Since when Did First Responders Become the Bad Guys?

Ten years ago on September 11, first responders were our national heroes. They rushed into New York’s burning towers and the nation’s nerve center for military defense. They saved lives without concern for their own and they suffered terrible losses. They brought order to chaos and let us know that someone had our backs, even in the worst of times.

Since that horrific day, many of our country’s first responders have served with the National Guard in Iraq and Afghanistan. They have protected us against domestic attacks from foreign and homegrown terrorists. They continuously put their lives on the line for natural disasters, and on a daily basis, they face flames and bullets, arrest thugs, rescue fire victims, save lives in ambulances, find lost children and keep us safe.

More than ever after 9/11, support from police and fire was sought by every politician even thinking of running for office. No more. Not now. Our first responders are being blamed by extremists for everything from the political mismanagement of cities to budget deficits nationwide. It doesn’t matter that police and fire protected us during good times, paying into their own pensions, keeping cities and states flush with these retirement funds. It’s of no consequence that since the recession, they’ve made concession after concession in the spirit of shared sacrifice. These facts have all been lost amid threats to their very existence. Who needs community police and fire when we can privatize and outsource, when we can make numbers look better on a balance sheet and reward political contributors? Emergency dispatchers from India and mercenaries from Blackwater could do the same job more efficiently and surely for less.

With a decade of political consulting working for candidates of all stripes, I have always supported police and fire, sought their endorsements and helped them save their departments and elect city leaders who valued public safety. I view these first responders as our nation’s soldiers who sign up for a life of service on the home front. Not one police officer or firefighter I’ve ever known has chosen the profession for pay or pension. Most turned to these careers at early ages because they thought they could make a positive difference. Unlike a large percentage of local politicians, first responders are not part-timers; they don’t start their careers without highly specialized training and they know they face life-and-death decisions every day.

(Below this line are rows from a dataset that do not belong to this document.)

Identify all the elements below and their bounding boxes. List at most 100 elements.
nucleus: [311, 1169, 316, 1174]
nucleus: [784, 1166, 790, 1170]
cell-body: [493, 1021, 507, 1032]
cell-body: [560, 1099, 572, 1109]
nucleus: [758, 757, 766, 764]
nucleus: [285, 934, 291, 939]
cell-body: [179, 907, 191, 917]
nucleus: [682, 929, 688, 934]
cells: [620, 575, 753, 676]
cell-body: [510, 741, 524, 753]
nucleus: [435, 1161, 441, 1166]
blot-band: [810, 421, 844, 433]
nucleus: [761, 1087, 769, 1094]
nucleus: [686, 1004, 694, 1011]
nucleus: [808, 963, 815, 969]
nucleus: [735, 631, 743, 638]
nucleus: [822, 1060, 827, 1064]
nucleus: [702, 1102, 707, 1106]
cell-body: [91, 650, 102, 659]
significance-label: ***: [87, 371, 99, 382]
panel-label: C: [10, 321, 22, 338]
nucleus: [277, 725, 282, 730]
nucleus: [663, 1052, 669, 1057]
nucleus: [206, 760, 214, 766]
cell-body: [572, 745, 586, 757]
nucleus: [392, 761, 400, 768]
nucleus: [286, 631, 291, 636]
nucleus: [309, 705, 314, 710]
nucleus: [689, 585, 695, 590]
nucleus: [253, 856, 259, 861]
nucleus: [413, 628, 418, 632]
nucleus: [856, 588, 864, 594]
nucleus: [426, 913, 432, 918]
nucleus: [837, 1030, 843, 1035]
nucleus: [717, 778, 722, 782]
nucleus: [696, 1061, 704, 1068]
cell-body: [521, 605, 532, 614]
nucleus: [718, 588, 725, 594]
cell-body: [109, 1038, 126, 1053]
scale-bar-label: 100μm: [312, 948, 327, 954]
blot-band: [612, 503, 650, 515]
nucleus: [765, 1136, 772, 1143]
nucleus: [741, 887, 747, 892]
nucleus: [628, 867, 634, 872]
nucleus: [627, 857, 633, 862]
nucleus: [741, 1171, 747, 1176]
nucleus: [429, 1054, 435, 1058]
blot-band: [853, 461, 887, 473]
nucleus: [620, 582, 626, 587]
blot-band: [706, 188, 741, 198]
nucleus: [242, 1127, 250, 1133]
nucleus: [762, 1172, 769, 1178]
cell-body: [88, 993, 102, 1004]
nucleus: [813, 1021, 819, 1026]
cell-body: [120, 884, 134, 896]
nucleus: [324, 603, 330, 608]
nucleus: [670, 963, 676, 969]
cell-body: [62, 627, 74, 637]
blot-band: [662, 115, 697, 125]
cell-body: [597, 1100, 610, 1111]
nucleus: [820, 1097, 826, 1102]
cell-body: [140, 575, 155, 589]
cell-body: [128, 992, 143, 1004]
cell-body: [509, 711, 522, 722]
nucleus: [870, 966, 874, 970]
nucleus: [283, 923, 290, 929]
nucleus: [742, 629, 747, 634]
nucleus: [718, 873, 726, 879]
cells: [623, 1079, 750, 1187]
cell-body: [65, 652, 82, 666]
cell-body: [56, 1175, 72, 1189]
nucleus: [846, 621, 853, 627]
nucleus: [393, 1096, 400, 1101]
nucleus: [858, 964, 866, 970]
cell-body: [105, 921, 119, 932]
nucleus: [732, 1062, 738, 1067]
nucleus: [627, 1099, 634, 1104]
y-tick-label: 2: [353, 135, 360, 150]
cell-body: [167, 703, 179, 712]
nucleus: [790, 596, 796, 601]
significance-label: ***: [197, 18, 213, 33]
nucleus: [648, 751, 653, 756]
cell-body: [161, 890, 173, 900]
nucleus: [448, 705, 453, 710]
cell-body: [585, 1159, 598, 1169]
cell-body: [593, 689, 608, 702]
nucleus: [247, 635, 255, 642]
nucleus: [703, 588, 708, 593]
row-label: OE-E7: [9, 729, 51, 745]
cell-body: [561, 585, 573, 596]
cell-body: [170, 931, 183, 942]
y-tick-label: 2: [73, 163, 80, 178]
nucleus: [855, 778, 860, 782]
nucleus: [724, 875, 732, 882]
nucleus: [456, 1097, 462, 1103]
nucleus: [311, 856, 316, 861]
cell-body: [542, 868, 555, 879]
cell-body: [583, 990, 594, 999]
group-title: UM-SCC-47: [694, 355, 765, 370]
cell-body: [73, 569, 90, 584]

In my polling, I find that police and fire are always more trusted than politicians. We do our candidates and our country a disservice if we denigrate first responders – one of the few things we can count on. Yes, they are members of organized labor but they don’t go on strike and refuse to respond to emergencies. Collective bargaining is a hard-won right in this democracy. Organized labor and the GI Bill gave birth to the middle class. Labor’s fate closely mirrors the rise and fall of the middle class and the losses of the middle class mirror the current economic downturn. It makes no sense for politicians to attack police and fire organizations because they are the ones who keep us safe and help our economy move forward.

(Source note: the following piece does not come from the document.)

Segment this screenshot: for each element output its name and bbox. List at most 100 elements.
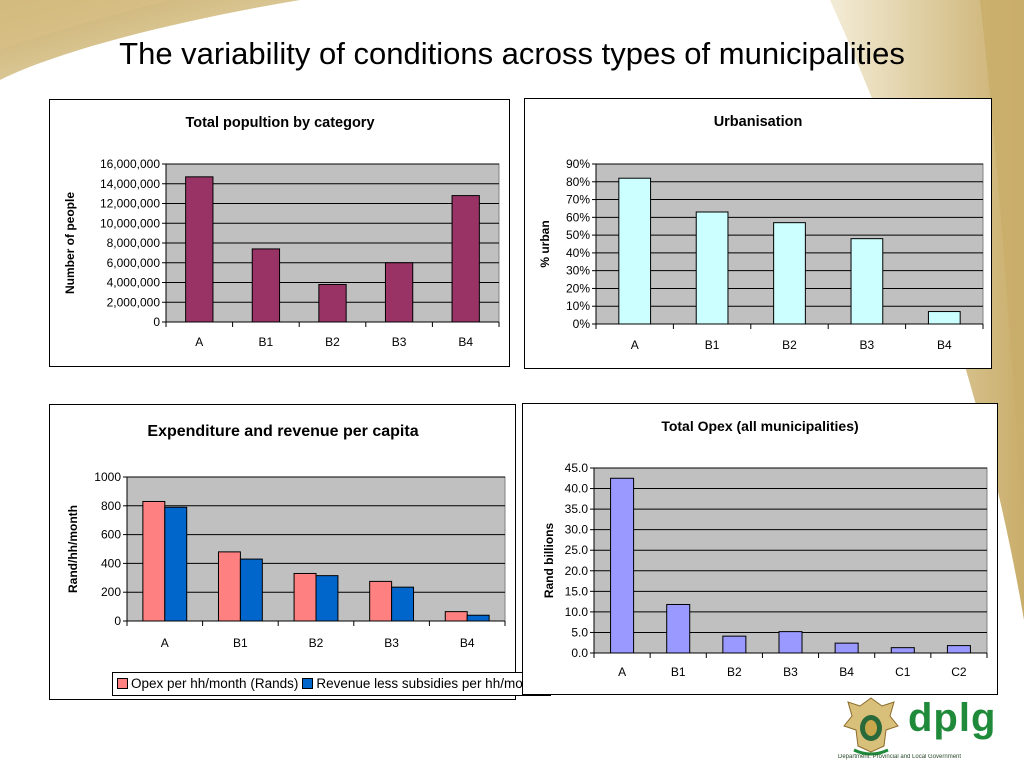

To demonize police and fire is to set in motion a self-fulfilling, cataclysmic chain of events that can cause a breakdown in public order, in public trust. When the first responder’s job is not respected, it won’t attract the brightest and the best and then services will deteriorate and the public will live in distrust and fear, as they often do in third-world countries. When respect for law and order is eroded, children grow up thinking hoodlums are heroes, criminals become more emboldened and police deaths go up – reflected in a 47% increase in this year alone.

We cannot continue to put private endeavors on some pedestal above public service. The private sector has had its own problems over the past decade and answers to shareholders, not the public. Without public servants, our nation’s communities would enjoy no quality of life and our country would not be able to protect its borders and the health and well-being of its citizens. Only if business and government work together for the good of the nation can we put people to work, save our cities, rebuild our infrastructure, educate our kids and restore public confidence.

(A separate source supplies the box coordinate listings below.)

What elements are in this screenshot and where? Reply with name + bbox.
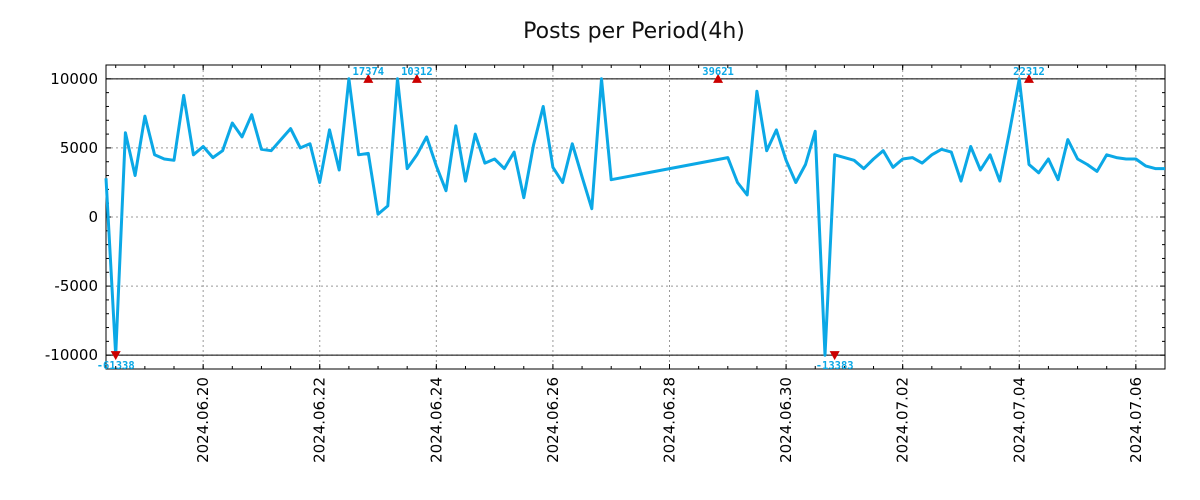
x-tick-label: 2024.06.30 [777, 377, 795, 463]
outlier-marker [713, 73, 724, 83]
x-tick-label: 2024.07.02 [894, 377, 912, 463]
y-tick-label: 0 [88, 208, 98, 226]
outlier-label: -13383 [816, 360, 854, 372]
x-tick-label: 2024.06.20 [194, 377, 212, 463]
outlier-marker [1023, 73, 1034, 83]
x-tick-label: 2024.06.22 [311, 377, 329, 463]
x-tick-label: 2024.06.26 [544, 377, 562, 463]
outlier-marker [829, 351, 840, 361]
outlier-marker [411, 73, 422, 83]
series-line [104, 77, 1165, 357]
y-tick-label: -5000 [54, 277, 98, 295]
chart-title: Posts per Period(4h) [523, 19, 745, 44]
outlier-label: 39621 [702, 66, 734, 78]
x-tick-label: 2024.07.06 [1127, 377, 1145, 463]
outlier-label: 10312 [401, 66, 433, 78]
x-tick-label: 2024.06.24 [427, 377, 445, 463]
y-tick-label: 5000 [60, 139, 98, 157]
peak-markers: -61338 17374 10312 39621 -13383 22312 [97, 66, 1045, 372]
grid [106, 65, 1165, 369]
x-axis: 2024.06.20 2024.06.22 2024.06.24 2024.06.26… [115, 65, 1145, 463]
outlier-marker [110, 351, 121, 361]
clip-lines [106, 78, 1165, 356]
outlier-label: 22312 [1013, 66, 1045, 78]
y-axis: 10000 5000 0 -5000 -10000 [45, 70, 1165, 364]
outlier-label: -61338 [97, 360, 135, 372]
outlier-label: 17374 [353, 66, 385, 78]
outlier-marker [363, 73, 374, 83]
x-tick-label: 2024.06.28 [661, 377, 679, 463]
x-tick-label: 2024.07.04 [1010, 377, 1028, 463]
y-tick-label: 10000 [50, 70, 98, 88]
y-tick-label: -10000 [45, 346, 98, 364]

In these tough times, I think it’s incumbent on consultants to help our clients pull their communities and our nation together, to call upon the spirit of 9/11 battling not an outside enemy, but economic hardship and the extremists within our own citizenry. Our mission should be to dial down the rhetoric and help our candidates come up with actual proposals for job creation and investment in our communities so we can push past recovery and grow our economy. Certainly, we have a responsibility to make our clients stand out as the right choice but we can do it through their personal stories, past accomplishments and real platforms. We can get the public’s attention in innovative ways. We can make comparisons with our opponents on their record, foregoing personal attacks, and we can inject some much needed humor into the whole process.

Americans blame the parties, the media and the current climate for the sometimes sorry state of politicking but the truth is that as consultants, we have an important role to play in the local and national discourse. We can advise our clients on the importance of support for police and fire. We can point out to them that the only oaths they should be taking are oaths to serve the Constitution and their constituents and not just the loudest or the richest among them, but those working every day to protect our way of life.

As a country, our recovery and our future success depends first and foremost on feeling safe, on believing that our first line of defense is solid, that there are highly trained police and firefighters in our communities who will protect us and our quality of life. We need only look to Iraq and Afghanistan to know that nation building can’t be done in unsafe environments.

Facing these uncertain times, when all our major institutions have failed us, we need to be able to count on something, to have heroes in our midst, to have someone to call when we’re in trouble whose only question to us will be, not our party, union affiliation or financial standing, but what is the nature of our emergency?

Like the men and women who serve in our Armed Forces, our police and fire are better educated and trained and more culturally diverse than ever before in our history. They are called to advise and assist in emergencies around the world. They deserve our respect and their endorsement should be a badge of honor prized by any candidate running for office.